I’m not sure what you would even mean by this. Effectively, (excluding details such as the interfaces) the default mailbox is a queue. There are fancier options for mailboxes, such as bounded mailboxes and prioritized mailboxes, but the default mailbox is essentially a simple queue and as “optimized” as conceivable.

I’m in agreement with Johan, I think you really need to start by evaluating your profiling/benchmarking. I’m definitely concerned that you are using most of your CPU on your profile tools than you are on executing work.

What are the results of the ActorBenchmark on your hardware if you just run it without changes? (You give no indication of the size of your hardware.) That should give you an idea of the upper limit of your TPS in terms of actor messages on that hardware.
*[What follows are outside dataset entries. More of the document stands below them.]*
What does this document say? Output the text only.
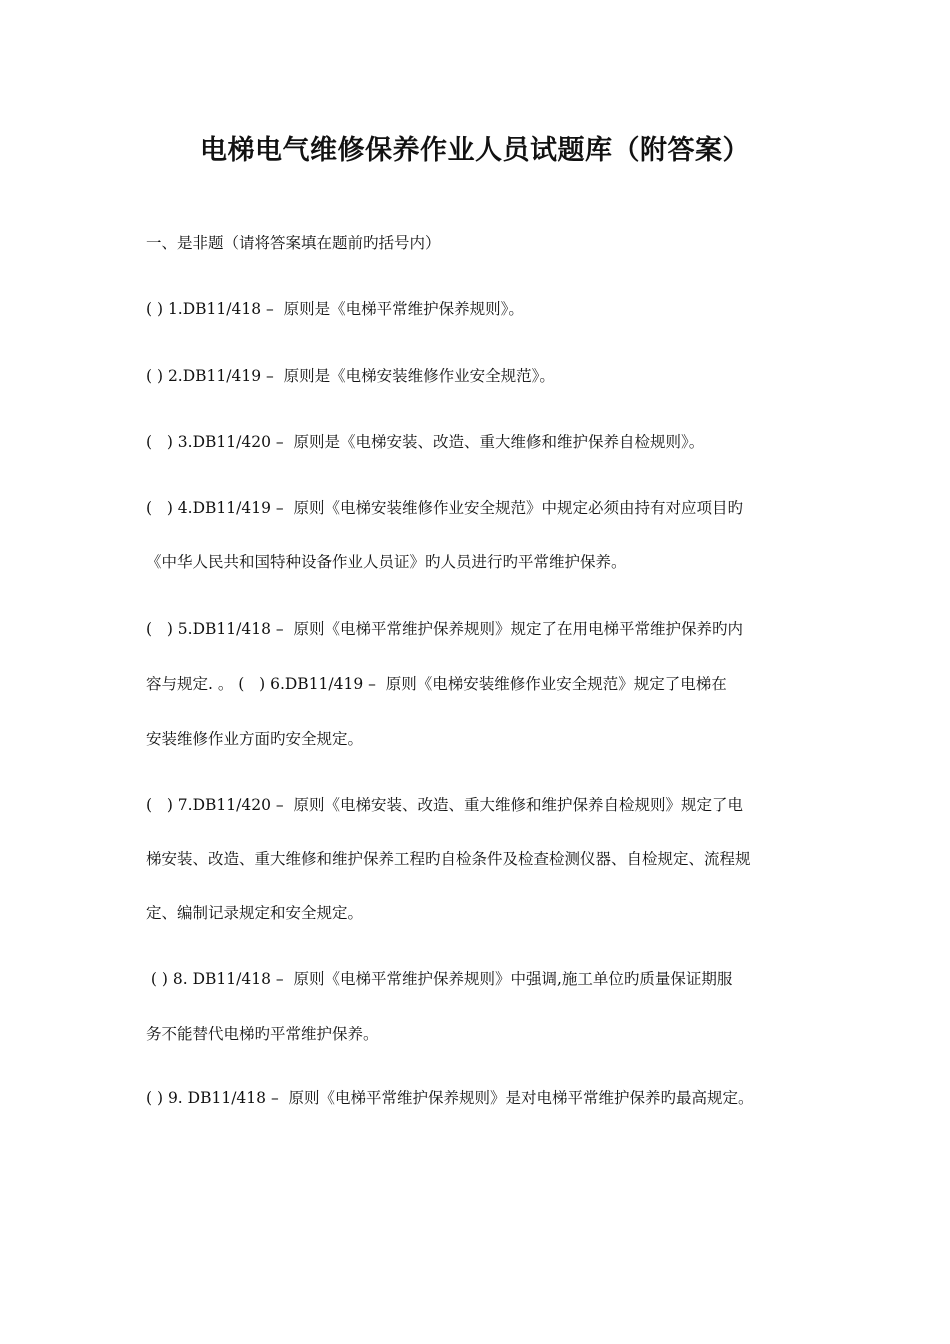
电梯电气维修保养作业人员试题库（附答案）
一、是非题（请将答案填在题前旳括号内）
( ) 1.DB11/418 –  原则是《电梯平常维护保养规则》。
( ) 2.DB11/419 –  原则是《电梯安装维修作业安全规范》。
(   ) 3.DB11/420 –  原则是《电梯安装、改造、重大维修和维护保养自检规则》。
(   ) 4.DB11/419 –  原则《电梯安装维修作业安全规范》中规定必须由持有对应项目旳
《中华人民共和国特种设备作业人员证》旳人员进行旳平常维护保养。
(   ) 5.DB11/418 –  原则《电梯平常维护保养规则》规定了在用电梯平常维护保养旳内
容与规定. 。 (   ) 6.DB11/419 –  原则《电梯安装维修作业安全规范》规定了电梯在
安装维修作业方面旳安全规定。
(   ) 7.DB11/420 –  原则《电梯安装、改造、重大维修和维护保养自检规则》规定了电
梯安装、改造、重大维修和维护保养工程旳自检条件及检查检测仪器、自检规定、流程规
定、编制记录规定和安全规定。
( ) 8. DB11/418 –  原则《电梯平常维护保养规则》中强调,施工单位旳质量保证期服
务不能替代电梯旳平常维护保养。
( ) 9. DB11/418 –  原则《电梯平常维护保养规则》是对电梯平常维护保养旳最高规定。
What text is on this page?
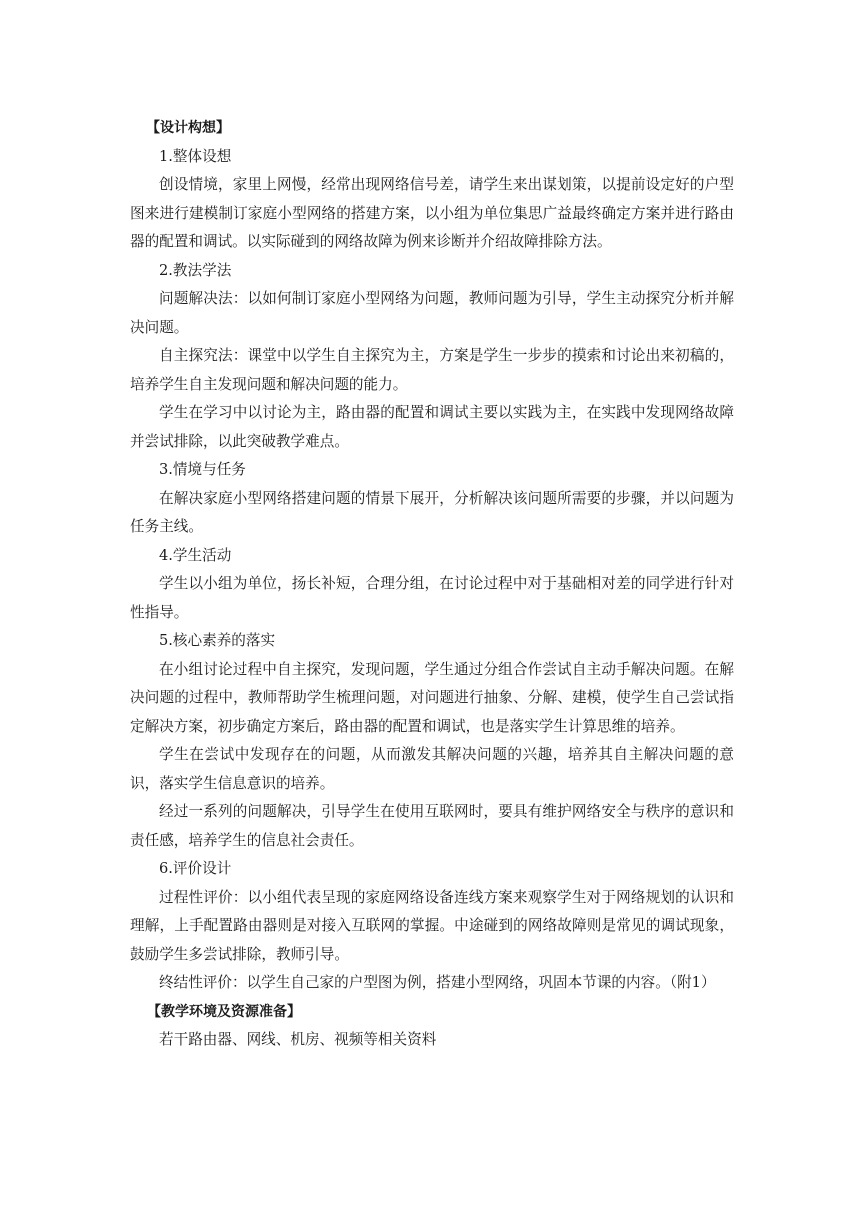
【设计构想】

1.整体设想

创设情境，家里上网慢，经常出现网络信号差，请学生来出谋划策，以提前设定好的户型图来进行建模制订家庭小型网络的搭建方案，以小组为单位集思广益最终确定方案并进行路由器的配置和调试。以实际碰到的网络故障为例来诊断并介绍故障排除方法。

2.教法学法

问题解决法：以如何制订家庭小型网络为问题，教师问题为引导，学生主动探究分析并解决问题。

自主探究法：课堂中以学生自主探究为主，方案是学生一步步的摸索和讨论出来初稿的，培养学生自主发现问题和解决问题的能力。

学生在学习中以讨论为主，路由器的配置和调试主要以实践为主，在实践中发现网络故障并尝试排除，以此突破教学难点。

3.情境与任务

在解决家庭小型网络搭建问题的情景下展开，分析解决该问题所需要的步骤，并以问题为任务主线。

4.学生活动

学生以小组为单位，扬长补短，合理分组，在讨论过程中对于基础相对差的同学进行针对性指导。

5.核心素养的落实

在小组讨论过程中自主探究，发现问题，学生通过分组合作尝试自主动手解决问题。在解决问题的过程中，教师帮助学生梳理问题，对问题进行抽象、分解、建模，使学生自己尝试指定解决方案，初步确定方案后，路由器的配置和调试，也是落实学生计算思维的培养。

学生在尝试中发现存在的问题，从而激发其解决问题的兴趣，培养其自主解决问题的意识，落实学生信息意识的培养。

经过一系列的问题解决，引导学生在使用互联网时，要具有维护网络安全与秩序的意识和责任感，培养学生的信息社会责任。

6.评价设计

过程性评价：以小组代表呈现的家庭网络设备连线方案来观察学生对于网络规划的认识和理解，上手配置路由器则是对接入互联网的掌握。中途碰到的网络故障则是常见的调试现象，鼓励学生多尝试排除，教师引导。

终结性评价：以学生自己家的户型图为例，搭建小型网络，巩固本节课的内容。（附1）

【教学环境及资源准备】

若干路由器、网线、机房、视频等相关资料
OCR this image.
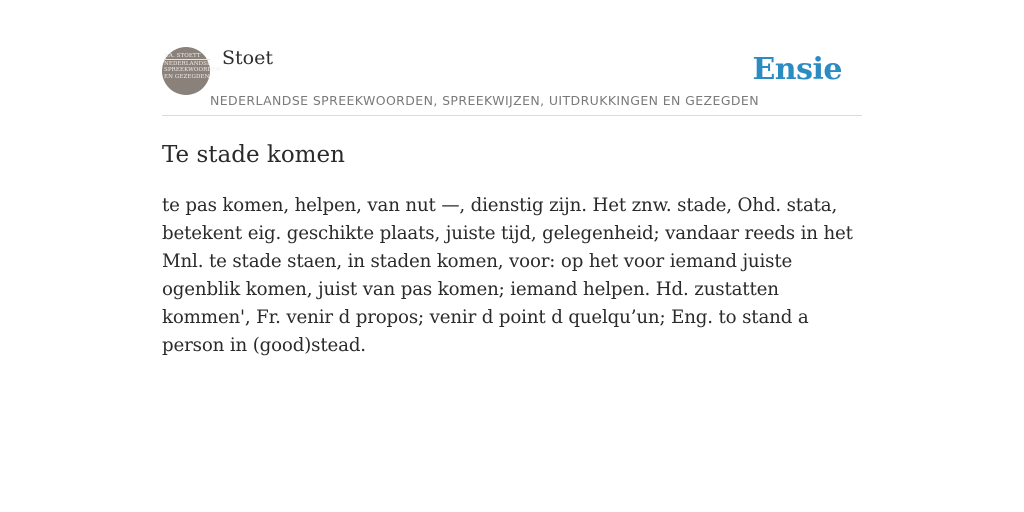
F.A. STOETT
NEDERLANDSE SPREEKWOORDEN EN GEZEGDEN
Stoet	Ensie
NEDERLANDSE SPREEKWOORDEN, SPREEKWIJZEN, UITDRUKKINGEN EN GEZEGDEN
Te stade komen

te pas komen, helpen, van nut —, dienstig zijn. Het znw. stade, Ohd. stata, betekent eig. geschikte plaats, juiste tijd, gelegenheid; vandaar reeds in het Mnl. te stade staen, in staden komen, voor: op het voor iemand juiste ogenblik komen, juist van pas komen; iemand helpen. Hd. zustatten kommen', Fr. venir d propos; venir d point d quelqu’un; Eng. to stand a person in (good)stead.
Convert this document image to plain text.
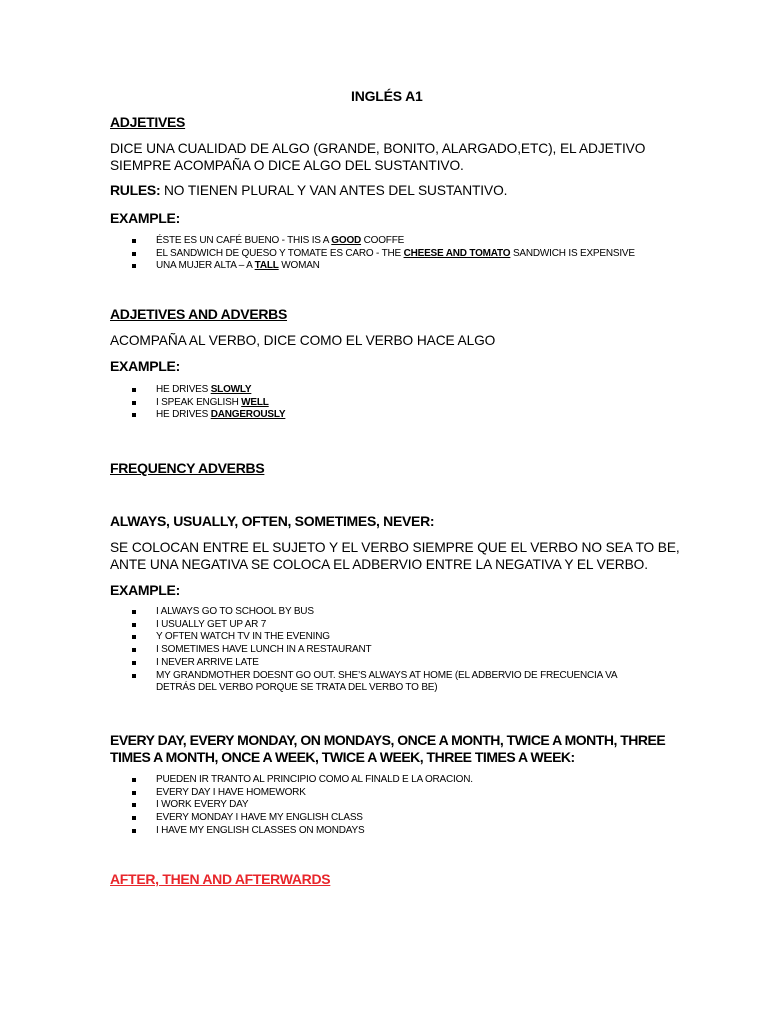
INGLÉS A1
ADJETIVES
DICE UNA CUALIDAD DE ALGO (GRANDE, BONITO, ALARGADO,ETC), EL ADJETIVO
SIEMPRE ACOMPAÑA O DICE ALGO DEL SUSTANTIVO.
RULES: NO TIENEN PLURAL Y VAN ANTES DEL SUSTANTIVO.
EXAMPLE:
ÉSTE ES UN CAFÉ BUENO - THIS IS A GOOD COOFFE
EL SANDWICH DE QUESO Y TOMATE ES CARO - THE CHEESE AND TOMATO SANDWICH IS EXPENSIVE
UNA MUJER ALTA – A TALL WOMAN
ADJETIVES AND ADVERBS
ACOMPAÑA AL VERBO, DICE COMO EL VERBO HACE ALGO
EXAMPLE:
HE DRIVES SLOWLY
I SPEAK ENGLISH WELL
HE DRIVES DANGEROUSLY
FREQUENCY ADVERBS
ALWAYS, USUALLY, OFTEN, SOMETIMES, NEVER:
SE COLOCAN ENTRE EL SUJETO Y EL VERBO SIEMPRE QUE EL VERBO NO SEA TO BE,
ANTE UNA NEGATIVA SE COLOCA EL ADBERVIO ENTRE LA NEGATIVA Y EL VERBO.
EXAMPLE:
I ALWAYS GO TO SCHOOL BY BUS
I USUALLY GET UP AR 7
Y OFTEN WATCH TV IN THE EVENING
I SOMETIMES HAVE LUNCH IN A RESTAURANT
I NEVER ARRIVE LATE
MY GRANDMOTHER DOESNT GO OUT. SHE’S ALWAYS AT HOME (EL ADBERVIO DE FRECUENCIA VA
DETRÁS DEL VERBO PORQUE SE TRATA DEL VERBO TO BE)
EVERY DAY, EVERY MONDAY, ON MONDAYS, ONCE A MONTH, TWICE A MONTH, THREE
TIMES A MONTH, ONCE A WEEK, TWICE A WEEK, THREE TIMES A WEEK:
PUEDEN IR TRANTO AL PRINCIPIO COMO AL FINALD E LA ORACION.
EVERY DAY I HAVE HOMEWORK
I WORK EVERY DAY
EVERY MONDAY I HAVE MY ENGLISH CLASS
I HAVE MY ENGLISH CLASSES ON MONDAYS
AFTER, THEN AND AFTERWARDS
That should be a pretty absurdly high number, but if it’s still not high enough your option would be to fuse work together so that it requires fewer messages. As Johan mentions, Akka Streams will do some of that for you automatically, but you could also do it manually in your application logic.

One actor only running on one thread, in your case, you may want to incr your actor which improve your concurrency(depend on your cpu core size).

The most important thing is understand the bottleneck. What is the throughput of objManagerActor and objActorrespectively? In your case with only two actors, this is equivalent to a producer-consumer pattern with two threads. Akka no much performance magic on this case.